Illustration by Victor Juhasz

Thus the citizen actually loses real control, theoretically anyway by allowing private interests, not state agencies overseen by elected officials to provide our children basic education, health care facilities for the elderly and the means to ensure air and water safety for public consumption.  Private sectors will look at their bottom line first before they make a needed adjustment that insures a safe and cost-effective outcome for the goods and services they provide.  Public funded entities rely on established standards set by concerned citizens as their guide, not profits that could determine a high bonus for one of their executives.

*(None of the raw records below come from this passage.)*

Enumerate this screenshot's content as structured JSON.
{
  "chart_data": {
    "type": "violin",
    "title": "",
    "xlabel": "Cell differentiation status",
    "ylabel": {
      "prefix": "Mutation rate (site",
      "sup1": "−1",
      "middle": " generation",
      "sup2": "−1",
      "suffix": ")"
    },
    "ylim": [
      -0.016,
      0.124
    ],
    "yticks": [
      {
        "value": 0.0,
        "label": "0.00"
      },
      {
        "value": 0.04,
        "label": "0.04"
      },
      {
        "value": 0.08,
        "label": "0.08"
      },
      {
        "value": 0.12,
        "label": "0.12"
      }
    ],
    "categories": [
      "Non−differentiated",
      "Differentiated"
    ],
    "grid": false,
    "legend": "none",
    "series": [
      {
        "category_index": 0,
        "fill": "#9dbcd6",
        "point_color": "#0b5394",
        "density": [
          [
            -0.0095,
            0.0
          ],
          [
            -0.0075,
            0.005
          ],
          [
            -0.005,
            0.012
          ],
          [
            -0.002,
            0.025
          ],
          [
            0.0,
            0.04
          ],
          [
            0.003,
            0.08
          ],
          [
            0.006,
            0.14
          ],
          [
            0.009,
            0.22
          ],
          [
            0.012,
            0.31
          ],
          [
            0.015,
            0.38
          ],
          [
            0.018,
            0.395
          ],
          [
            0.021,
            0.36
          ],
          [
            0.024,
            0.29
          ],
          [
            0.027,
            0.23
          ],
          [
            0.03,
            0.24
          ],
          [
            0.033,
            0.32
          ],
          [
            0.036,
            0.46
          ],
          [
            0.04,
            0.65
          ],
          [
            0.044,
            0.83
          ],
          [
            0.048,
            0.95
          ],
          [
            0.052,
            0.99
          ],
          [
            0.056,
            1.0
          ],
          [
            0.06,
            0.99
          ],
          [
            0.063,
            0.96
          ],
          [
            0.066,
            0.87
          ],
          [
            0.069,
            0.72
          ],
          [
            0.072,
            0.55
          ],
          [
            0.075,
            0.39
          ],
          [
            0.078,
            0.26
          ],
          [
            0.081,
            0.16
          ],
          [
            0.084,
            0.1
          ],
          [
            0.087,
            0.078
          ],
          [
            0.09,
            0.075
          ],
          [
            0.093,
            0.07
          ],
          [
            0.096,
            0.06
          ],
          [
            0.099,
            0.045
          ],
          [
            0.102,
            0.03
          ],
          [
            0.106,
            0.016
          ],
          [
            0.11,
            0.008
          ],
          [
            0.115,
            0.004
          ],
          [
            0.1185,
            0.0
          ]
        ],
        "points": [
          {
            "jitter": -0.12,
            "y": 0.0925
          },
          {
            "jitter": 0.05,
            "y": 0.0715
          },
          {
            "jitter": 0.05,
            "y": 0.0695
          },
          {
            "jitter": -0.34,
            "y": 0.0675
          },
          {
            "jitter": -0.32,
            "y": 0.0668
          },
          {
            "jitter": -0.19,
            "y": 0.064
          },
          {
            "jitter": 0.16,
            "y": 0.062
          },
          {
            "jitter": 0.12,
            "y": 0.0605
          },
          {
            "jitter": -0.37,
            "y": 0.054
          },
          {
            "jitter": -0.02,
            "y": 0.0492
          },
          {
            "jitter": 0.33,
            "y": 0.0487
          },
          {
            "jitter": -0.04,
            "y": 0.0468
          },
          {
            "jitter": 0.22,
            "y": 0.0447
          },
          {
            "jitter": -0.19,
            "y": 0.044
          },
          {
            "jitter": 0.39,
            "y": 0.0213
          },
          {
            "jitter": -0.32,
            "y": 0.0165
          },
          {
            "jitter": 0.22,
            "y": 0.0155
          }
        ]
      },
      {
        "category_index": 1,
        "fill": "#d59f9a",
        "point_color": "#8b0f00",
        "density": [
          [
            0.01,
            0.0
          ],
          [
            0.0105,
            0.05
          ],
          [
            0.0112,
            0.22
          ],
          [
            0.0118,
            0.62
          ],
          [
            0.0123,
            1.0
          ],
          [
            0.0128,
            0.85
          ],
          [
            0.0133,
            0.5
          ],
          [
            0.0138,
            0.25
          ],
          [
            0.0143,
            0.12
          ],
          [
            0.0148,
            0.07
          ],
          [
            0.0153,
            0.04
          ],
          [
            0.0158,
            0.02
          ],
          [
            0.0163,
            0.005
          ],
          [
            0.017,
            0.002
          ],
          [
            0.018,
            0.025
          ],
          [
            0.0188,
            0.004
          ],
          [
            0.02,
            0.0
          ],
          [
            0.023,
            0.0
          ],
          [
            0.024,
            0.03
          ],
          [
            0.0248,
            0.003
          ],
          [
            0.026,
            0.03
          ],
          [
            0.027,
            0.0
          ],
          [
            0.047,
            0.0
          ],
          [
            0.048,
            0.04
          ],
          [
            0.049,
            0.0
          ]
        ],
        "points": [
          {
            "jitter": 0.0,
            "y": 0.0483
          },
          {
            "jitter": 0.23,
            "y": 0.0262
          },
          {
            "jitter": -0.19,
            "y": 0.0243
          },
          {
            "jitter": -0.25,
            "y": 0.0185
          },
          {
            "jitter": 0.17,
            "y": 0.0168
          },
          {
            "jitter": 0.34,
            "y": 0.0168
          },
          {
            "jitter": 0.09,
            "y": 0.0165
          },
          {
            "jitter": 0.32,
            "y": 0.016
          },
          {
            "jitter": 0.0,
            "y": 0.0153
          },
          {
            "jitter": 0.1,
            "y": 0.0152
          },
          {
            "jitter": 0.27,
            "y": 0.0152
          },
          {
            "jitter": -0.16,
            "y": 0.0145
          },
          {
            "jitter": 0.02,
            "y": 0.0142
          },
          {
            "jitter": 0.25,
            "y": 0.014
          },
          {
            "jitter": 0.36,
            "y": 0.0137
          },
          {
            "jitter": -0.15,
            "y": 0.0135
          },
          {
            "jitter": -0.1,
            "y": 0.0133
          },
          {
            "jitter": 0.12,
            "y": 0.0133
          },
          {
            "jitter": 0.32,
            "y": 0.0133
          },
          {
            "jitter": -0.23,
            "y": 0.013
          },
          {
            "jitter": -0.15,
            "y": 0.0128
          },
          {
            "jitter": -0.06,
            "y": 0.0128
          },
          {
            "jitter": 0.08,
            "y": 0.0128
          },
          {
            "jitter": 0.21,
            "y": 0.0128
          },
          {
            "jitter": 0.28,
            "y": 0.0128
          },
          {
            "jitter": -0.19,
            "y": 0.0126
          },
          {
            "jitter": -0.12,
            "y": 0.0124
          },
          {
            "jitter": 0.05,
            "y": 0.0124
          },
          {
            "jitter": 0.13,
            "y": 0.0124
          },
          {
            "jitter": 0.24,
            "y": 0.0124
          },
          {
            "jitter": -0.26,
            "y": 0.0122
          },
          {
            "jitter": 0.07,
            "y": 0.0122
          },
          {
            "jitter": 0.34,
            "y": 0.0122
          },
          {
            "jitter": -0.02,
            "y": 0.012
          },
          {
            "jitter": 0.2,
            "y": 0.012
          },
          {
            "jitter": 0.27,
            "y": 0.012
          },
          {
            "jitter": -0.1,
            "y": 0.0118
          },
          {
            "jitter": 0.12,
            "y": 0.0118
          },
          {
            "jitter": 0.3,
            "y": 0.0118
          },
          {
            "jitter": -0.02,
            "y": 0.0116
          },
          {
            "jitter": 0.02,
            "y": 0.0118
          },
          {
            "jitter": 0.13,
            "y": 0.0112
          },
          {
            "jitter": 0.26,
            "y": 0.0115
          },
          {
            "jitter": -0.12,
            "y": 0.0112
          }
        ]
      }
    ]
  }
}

And for anyone who would suggest that we can have the best of both worlds where the private sector performs the service or supplies the goods with some governmental watch dog agencies making sure they don’t cut corners that undermine the general welfare, need I remind you of the slush funds and the corporate PACs already in place that attack such watch dogs today as interferences and obstacles to “free markets mechanisms” – that hallowed claim that invokes the fear of “socialism”  by the very people who have already robbed the nation of billions with their toxic mortgage assets, high credit interest rates, predatory lending practices and polluting waste disposal into our drinking water systems.

The imagery that corporate billionaires have established with their phony funded Astroturf organizations of an over-reaching government, like the Koch Funded Americans for Prosperity group, were never intended to protect the public from government excesses.  They were established to allow those excesses to continue WITHOUT regulatory oversight so the federal largesse would continue to flow into their personal and corporate accounts and out of the paltry savings, purses and pockets of working families.

The conversation that Governor Walker of Wisconsin thought he was having with corporate billionaire David Koch is not unlike all the other conversations that go on between political figures in local, state and national offices and private corporate lobbyists.  Their’s is a partnership to divest the public of funds that were intended to improve the general welfare of their citizens through elected officials.  As they succeed in this they slowly eliminate competitive markets of the public sector that block the self-serving, profit-motivated private interest.

The assurance by free-market capitalists that some “invisible hand” will keep well-funded, diverse, multi-national corporations honest in today’s global market is a whitewash of a principle that no-longer has the merit it did when it was formulated 250 years ago.  Why do people keep taking the bait about how deregulation is good and the business model serves all of our social needs?  If the failure of capitalism and cronyism between government and corporate lobbyists in 2008 didn’t expose this fraudulent notion to voters, then we are doomed as a democracy and headed for a plutocracy

Large, unregulated or so-called self-policed businesses are an invitation for greedy people to do what they have done since man first walked the earth – take from others everything they can for their own well-being.